Abstract: Deep-fat frying is an important method of food preparation in which foods are immersed in hot oil. Repeated use of frying oils is a common practice, and in the presence of atmospheric oxygen it produces various undesirable reactions in used oils. Stable frying oils usually require low linolenic acid (LnA < 3%), increased oleic acid (OA > 40%), and decreased linoleic acid (LA < 50%). The aim of this study was to establish the behavior of palm superolein (PSO) (OA 45%; LA 12.5%; LnA 0.2%) and olive oil (OO) during repeated, discontinuous deep frying of French fries. The behavior of the oils under controlled heating conditions was also studied by maintaining all of the process variables the same as those in deep frying, except that there was no food in the oil. The PSO selected to be tested in this study may represent an alternative to OO as a frying medium. Although PSO presented a faster increase in some oxidation indices, such as free fatty acid and total polar compounds, for other indicators, PSO showed better behavior than OO (less formation of C8:0 and lower peroxide value).

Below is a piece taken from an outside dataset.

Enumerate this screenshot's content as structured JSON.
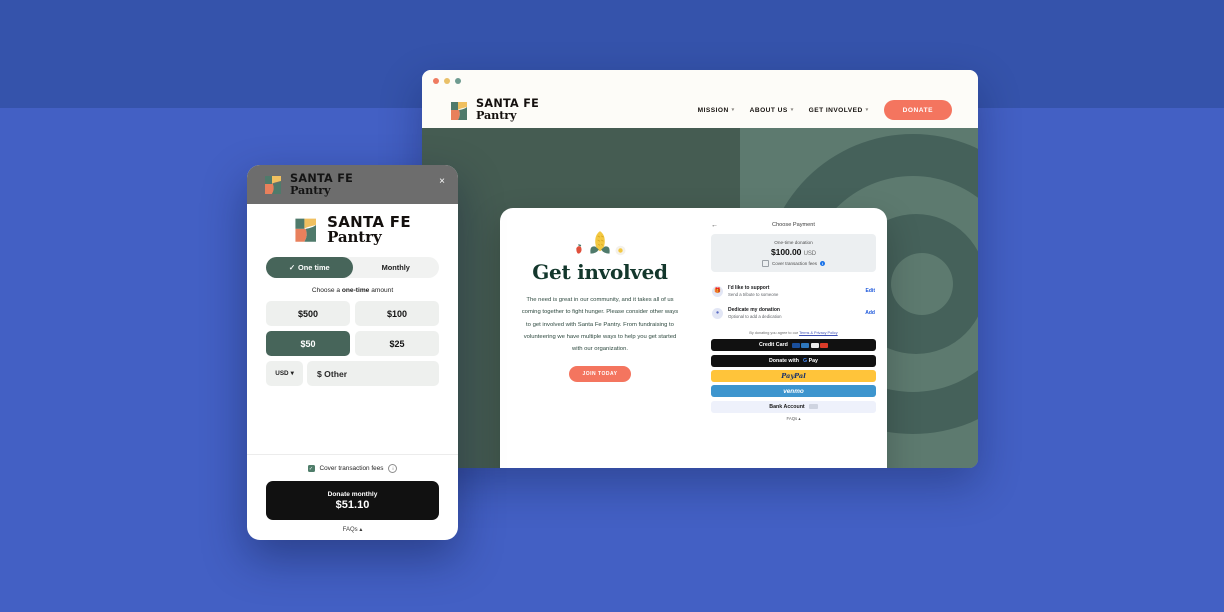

Source : Journal of Food Science Volume 77, Issue 5, pages C519–C531, May 2012


The good performance of palm super olein in frying studies has been reported by many. In this particular study, frying performance of palm super olein was compared to that of olive oil and virgin olive oil. The overall result is in favour of palm oil as compared to olive. Among the parameters used for comparison in this study are oil absorbtion, free fatty acid (FFA), peroxide value (PV), total polar compound (TPC) among others. And palm super olein showed better results for most of the parameters analysed.

Another positive aspect of palm super olein in this study is that it showed lower formation of the sulfide compound as compared to olive oil. This is an indication that palm super olein provided higher chemical stability compared to olive oil.

This study also acknowledges that palm oil is more widely and cheaply available compared to olive. This is an important factor especially for the food manufacturing sector which must have an easy and consistent access to their raw ingredients for their product manufacturing and at reasonable prices. Similarly, for the general consumers, consistent access and supply of palm oil also means price stability to a certain degree.

Apart from frying oil performance, another important factor which should have been taken into consideration in this study is the taste of the resulting fried foods. Unlike palm oil, olive has a very distinct taste and aroma and this taste does not blend very well with many types of fried foods except for foods which are unique to Mediterranean cuisines. Therefore, its application is rather limited especially in the food manufacturing industry. On the other hand, palm oil as we know it has a bland taste and aroma. This characteristic of palm oil is very important because it allows for the fried food to carrys its natural flavour during the frying process. This is one of the main reasons many of the industrial fried ramen noodles uses palm oil as their frying medium.